There were a ton of them and they were /literally/ surrounded by deserts and mountains to the north and west and jungle to the south. If the Xiongnu/Mongols/Manchu had anywhere near the population of the Han the Han would have been exterminated like many others.

>The Chinese would never have overruled the Manchus had the Allies not won World War II and removed Manchukuo.
That's some Japanese-level history revisionism right there

>As for the Tibetans and Uighurs... These are people the chinese invaded and occupy. Theres a poignant difference. Plus these peoples have traditionally not been part of the Chinese heartland until relatively recently

That's actually an extremely complicated topic. Tibet as been a vassal state of China on and off for centuries and there were ethnic Tibetans who lived within China proper, thus the idea that Tibet formed one of the Five Races of China was formed during the Republican era. Regardless of who won the civil war, Tibet was going to be absorbed either way.

As for the Uyghur, they aren't even Uyghur's, they're Karluks who migrated into Xinjiang after the Qing Emperor Qianlong ordered to genocide of the native Dzungar. The CCP designated them as Uyghur by accepting the Soviet designation of them. They're interlopers who's claim to regional sovereignty is dubious at best.

>ethnic Tibetans
Incredibly misleading,as a unified identity sprung from the Tibetan Empire.

You can't easily classify the disparate Sino-Tibeto Burmans such as the Qiang(Shang).Rong,Di,Qiang(Han/16 kingdoms),Di(16 kingdoms) and Tanguts.

Nah. It'd be different because this is exactly what the US does and has done to its immigrants as well as the time that it spent expanding across North America, collecting land. Those former French, Spanish, Dutch, and Russians are all "muh heritage" thoughts at best and identify first and foremost as Americans. Even the Natives are pretty much Americanized.

There are major differences, such as origin and age of culture. The US has also spread its cultural power much farther than the Chinese at the expense of not actually integrating them into the US itself.

Doesn't it vary? I think for example the Irish Americans and the Cuban Americans identify more strongly with their heritage than those of German or Dutch ancestry.

China still has shitty communist regime (which is declining) and they make bootlegs. But culture is quite nice, but the mindset is just ugh.

>chink mom, chink dad, I've got F in math
>chink son, had it been for the laws of this mainland, I would have slaughtered like a dog

>Take genghis khan for example: slaughtered millions upon millions of chinese, and centuries later, they love him and consider him one of their own.
Genghiz Khan isn't loved in China. The Hundred Falling Blossoms is still considered a tragic moment in Chinese history. It was Khubilai who was (founder of Yuan, ended the Song/Jin/Mongol contention).
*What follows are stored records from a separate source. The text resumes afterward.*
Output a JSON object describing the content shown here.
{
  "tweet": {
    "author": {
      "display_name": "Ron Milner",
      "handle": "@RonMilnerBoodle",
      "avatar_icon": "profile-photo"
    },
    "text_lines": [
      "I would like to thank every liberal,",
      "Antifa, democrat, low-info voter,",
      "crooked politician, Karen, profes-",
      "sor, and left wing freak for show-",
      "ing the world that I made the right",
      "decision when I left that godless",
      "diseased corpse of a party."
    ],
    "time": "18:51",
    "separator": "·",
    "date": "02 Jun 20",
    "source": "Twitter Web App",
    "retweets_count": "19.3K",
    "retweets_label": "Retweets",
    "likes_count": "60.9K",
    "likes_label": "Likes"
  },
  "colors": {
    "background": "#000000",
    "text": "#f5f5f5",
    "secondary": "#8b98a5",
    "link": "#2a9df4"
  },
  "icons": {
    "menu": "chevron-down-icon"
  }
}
Furthermore the Mongols are just included in the Chinese identity nowadays because the Chinks happen to have THE MAJORITY OF THE MONGOL POPULATION thanks to reconquests by the Ming & conquest under the Qing. Since China officially has a Multiculty policy currently in place, it therefore pays to respect cultural figureheads of subject peoples.

You're well aware Manchukuo is a fake nation?

The Manchurian identity died in the late 18th Century. Manchukuo didn't even speak Manchurian anymore. It was basically "Pet Northern Chinese: the Country."